Understanding business lifespans

Professor Wright was the founder of the Centre for Management Buy-Out Research (CMBOR), the first centre of its kind devoted to the study of private equity and buy-outs. The Centre oversaw a database that contained details of 35,000 buyouts and private equity-backed transactions that were undertaken from the 1970s onwards. This dataset, combined with several others, provided a valuable source of information about what happens throughout the lifespan of the average business, particularly when things go wrong.

One critical factor is the equity gap that many UK startups encounter. It’s a well understood phenomenon that most startups face funding challenges early in their life, particularly between the development of an idea and the creation of a business plan.

However, this is not the only funding gap that exists. CMBOR revealed the existence of a second funding gap that opens up once these startups begin to expand, particularly among knowledge or technology-based companies.

Over half the businesses started in 2013 had disappeared by 2018

Venture capital investors find these kinds of businesses difficult to understand. Some consist of intangible assets, like an app or website, making their value hard to calculate.
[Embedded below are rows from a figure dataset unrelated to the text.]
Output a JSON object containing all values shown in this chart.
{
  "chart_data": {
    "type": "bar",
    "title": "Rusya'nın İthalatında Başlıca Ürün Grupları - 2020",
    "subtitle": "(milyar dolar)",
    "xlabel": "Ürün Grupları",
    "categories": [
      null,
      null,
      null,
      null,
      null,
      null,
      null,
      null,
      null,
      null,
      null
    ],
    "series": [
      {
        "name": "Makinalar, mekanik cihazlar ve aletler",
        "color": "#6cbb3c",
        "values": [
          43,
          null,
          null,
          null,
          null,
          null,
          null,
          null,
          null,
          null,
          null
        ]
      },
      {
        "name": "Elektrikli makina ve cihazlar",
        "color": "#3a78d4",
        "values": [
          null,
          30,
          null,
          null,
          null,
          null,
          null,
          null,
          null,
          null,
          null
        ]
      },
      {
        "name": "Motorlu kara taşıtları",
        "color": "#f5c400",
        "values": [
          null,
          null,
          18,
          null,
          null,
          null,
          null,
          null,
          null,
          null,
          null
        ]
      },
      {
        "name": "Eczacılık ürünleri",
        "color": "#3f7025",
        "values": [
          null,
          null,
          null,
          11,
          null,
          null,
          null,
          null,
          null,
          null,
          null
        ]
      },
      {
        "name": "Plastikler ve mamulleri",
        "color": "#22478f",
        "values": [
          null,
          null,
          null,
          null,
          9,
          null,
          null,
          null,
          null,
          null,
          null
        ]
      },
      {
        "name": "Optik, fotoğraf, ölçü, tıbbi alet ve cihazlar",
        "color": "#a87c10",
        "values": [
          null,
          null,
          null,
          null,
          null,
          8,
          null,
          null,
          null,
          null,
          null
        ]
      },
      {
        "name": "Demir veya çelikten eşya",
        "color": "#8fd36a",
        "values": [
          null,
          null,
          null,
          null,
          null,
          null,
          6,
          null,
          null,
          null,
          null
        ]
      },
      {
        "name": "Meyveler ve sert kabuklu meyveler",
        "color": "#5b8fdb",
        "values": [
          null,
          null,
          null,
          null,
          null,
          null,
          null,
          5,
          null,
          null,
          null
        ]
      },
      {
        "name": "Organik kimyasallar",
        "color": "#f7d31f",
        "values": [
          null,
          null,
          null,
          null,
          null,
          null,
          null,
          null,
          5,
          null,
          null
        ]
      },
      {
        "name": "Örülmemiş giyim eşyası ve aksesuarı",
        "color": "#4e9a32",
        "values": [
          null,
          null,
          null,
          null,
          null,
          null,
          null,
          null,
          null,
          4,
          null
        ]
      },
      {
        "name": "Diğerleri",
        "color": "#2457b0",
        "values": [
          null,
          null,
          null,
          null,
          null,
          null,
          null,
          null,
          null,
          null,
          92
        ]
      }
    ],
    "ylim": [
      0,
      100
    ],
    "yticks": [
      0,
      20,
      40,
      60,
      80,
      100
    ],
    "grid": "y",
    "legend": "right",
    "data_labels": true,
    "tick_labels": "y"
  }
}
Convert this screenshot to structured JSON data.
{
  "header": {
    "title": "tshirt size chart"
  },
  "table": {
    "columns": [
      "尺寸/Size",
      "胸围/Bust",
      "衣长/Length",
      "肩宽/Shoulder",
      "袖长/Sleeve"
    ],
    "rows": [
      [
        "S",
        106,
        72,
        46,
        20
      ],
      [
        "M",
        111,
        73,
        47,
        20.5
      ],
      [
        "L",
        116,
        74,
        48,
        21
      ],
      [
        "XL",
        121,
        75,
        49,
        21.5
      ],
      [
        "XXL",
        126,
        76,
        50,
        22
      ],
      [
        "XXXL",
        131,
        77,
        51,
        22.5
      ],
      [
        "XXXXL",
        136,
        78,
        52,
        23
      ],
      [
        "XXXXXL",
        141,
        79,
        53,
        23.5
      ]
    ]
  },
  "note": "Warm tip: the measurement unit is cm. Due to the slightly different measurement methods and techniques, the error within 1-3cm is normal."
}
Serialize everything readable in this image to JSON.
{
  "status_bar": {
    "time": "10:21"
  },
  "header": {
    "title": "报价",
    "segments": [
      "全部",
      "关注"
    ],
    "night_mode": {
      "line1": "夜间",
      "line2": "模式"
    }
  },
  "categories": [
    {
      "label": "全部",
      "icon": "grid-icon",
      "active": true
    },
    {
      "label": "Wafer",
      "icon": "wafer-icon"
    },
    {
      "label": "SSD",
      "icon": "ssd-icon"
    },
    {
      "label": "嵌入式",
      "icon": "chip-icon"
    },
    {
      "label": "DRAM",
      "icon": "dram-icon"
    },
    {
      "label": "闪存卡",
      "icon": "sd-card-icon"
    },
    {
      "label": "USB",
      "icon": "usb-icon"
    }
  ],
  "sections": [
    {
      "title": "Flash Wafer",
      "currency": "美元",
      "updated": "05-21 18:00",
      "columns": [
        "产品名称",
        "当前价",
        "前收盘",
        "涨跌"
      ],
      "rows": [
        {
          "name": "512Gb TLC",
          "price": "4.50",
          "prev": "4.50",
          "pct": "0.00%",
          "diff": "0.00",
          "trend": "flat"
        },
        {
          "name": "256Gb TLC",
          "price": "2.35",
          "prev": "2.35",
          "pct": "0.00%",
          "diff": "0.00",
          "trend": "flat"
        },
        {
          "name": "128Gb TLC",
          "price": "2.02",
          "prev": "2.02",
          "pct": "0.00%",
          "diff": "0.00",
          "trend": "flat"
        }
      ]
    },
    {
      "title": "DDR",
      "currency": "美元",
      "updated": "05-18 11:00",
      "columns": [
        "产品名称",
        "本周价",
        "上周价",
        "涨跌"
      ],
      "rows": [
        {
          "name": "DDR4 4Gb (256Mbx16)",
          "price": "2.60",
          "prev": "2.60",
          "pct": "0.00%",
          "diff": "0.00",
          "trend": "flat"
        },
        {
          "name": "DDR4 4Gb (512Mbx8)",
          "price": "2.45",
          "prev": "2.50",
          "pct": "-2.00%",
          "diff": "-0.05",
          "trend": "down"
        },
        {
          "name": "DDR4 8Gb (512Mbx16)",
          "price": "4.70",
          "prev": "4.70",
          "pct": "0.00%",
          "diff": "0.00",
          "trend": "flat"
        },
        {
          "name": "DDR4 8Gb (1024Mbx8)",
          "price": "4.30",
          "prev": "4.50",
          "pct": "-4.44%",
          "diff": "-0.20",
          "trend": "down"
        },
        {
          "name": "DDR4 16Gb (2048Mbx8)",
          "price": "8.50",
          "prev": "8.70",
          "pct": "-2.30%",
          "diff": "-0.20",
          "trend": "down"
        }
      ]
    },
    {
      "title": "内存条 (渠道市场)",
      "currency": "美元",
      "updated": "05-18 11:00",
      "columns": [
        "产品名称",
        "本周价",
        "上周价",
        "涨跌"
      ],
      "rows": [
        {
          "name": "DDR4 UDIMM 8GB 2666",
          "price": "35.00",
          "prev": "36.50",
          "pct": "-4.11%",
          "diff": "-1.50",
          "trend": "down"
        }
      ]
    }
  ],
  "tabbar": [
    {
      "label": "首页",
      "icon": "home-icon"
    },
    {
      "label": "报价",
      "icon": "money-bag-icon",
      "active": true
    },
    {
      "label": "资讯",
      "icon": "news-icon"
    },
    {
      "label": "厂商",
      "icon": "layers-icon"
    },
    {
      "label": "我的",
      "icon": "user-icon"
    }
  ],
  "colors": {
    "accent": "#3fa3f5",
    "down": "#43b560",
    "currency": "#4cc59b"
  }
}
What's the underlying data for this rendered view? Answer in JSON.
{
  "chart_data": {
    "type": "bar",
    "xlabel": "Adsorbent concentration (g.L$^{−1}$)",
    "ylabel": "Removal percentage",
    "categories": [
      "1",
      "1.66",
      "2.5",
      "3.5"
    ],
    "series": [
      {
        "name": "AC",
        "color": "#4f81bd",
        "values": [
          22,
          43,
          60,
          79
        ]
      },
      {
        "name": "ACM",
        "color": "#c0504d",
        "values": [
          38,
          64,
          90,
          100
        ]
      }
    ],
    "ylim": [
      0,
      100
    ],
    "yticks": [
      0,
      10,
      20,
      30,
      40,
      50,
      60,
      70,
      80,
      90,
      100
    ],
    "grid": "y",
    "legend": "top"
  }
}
Others are highly innovative and use a business model unlike anything else in the market. There are also businesses with long development paths, meaning their potential profitability won’t be apparent for some time.

Combined, all these factors make these new kinds of businesses difficult to value by conventional measures. Venture capital investors, who need to make careful decisions about where to allocate their money, simply couldn’t calculate their value, and instead focussed on more traditional businesses. This second funding gap was calculated to be £500 million per annum, potentially leaving these particular startups well behind their peers.

State aid funding

Professor Wright’s research through CMBOR was the basis of the UK obtaining state aid clearance from the European Union Commission to help fill this gap. This imbalance in the private equity market, and the research proving its existence, played a significant role in the European Union’s decision to extend state aid funding to the UK’s Enterprise Investment Scheme and Venture Capital Trust Scheme. Combined, this funding doubled the amount of money companies could raise under these schemes from £5–10 million.

But ultimately, this is just a small part of the legacy left by Professor Wright’s work.

“As his work underpinned much UK government policy designed to increase equity investment, under both Conservative and Labour administrations, it is difficult to overestimate the importance of his work to both private equity and the wider business community,” David Petrie, Head of Corporate Finance at Institute of Charted Accountants in England and Wales, wrote at the time of his passing. Businesses will be feeling the benefits of his work for years to come.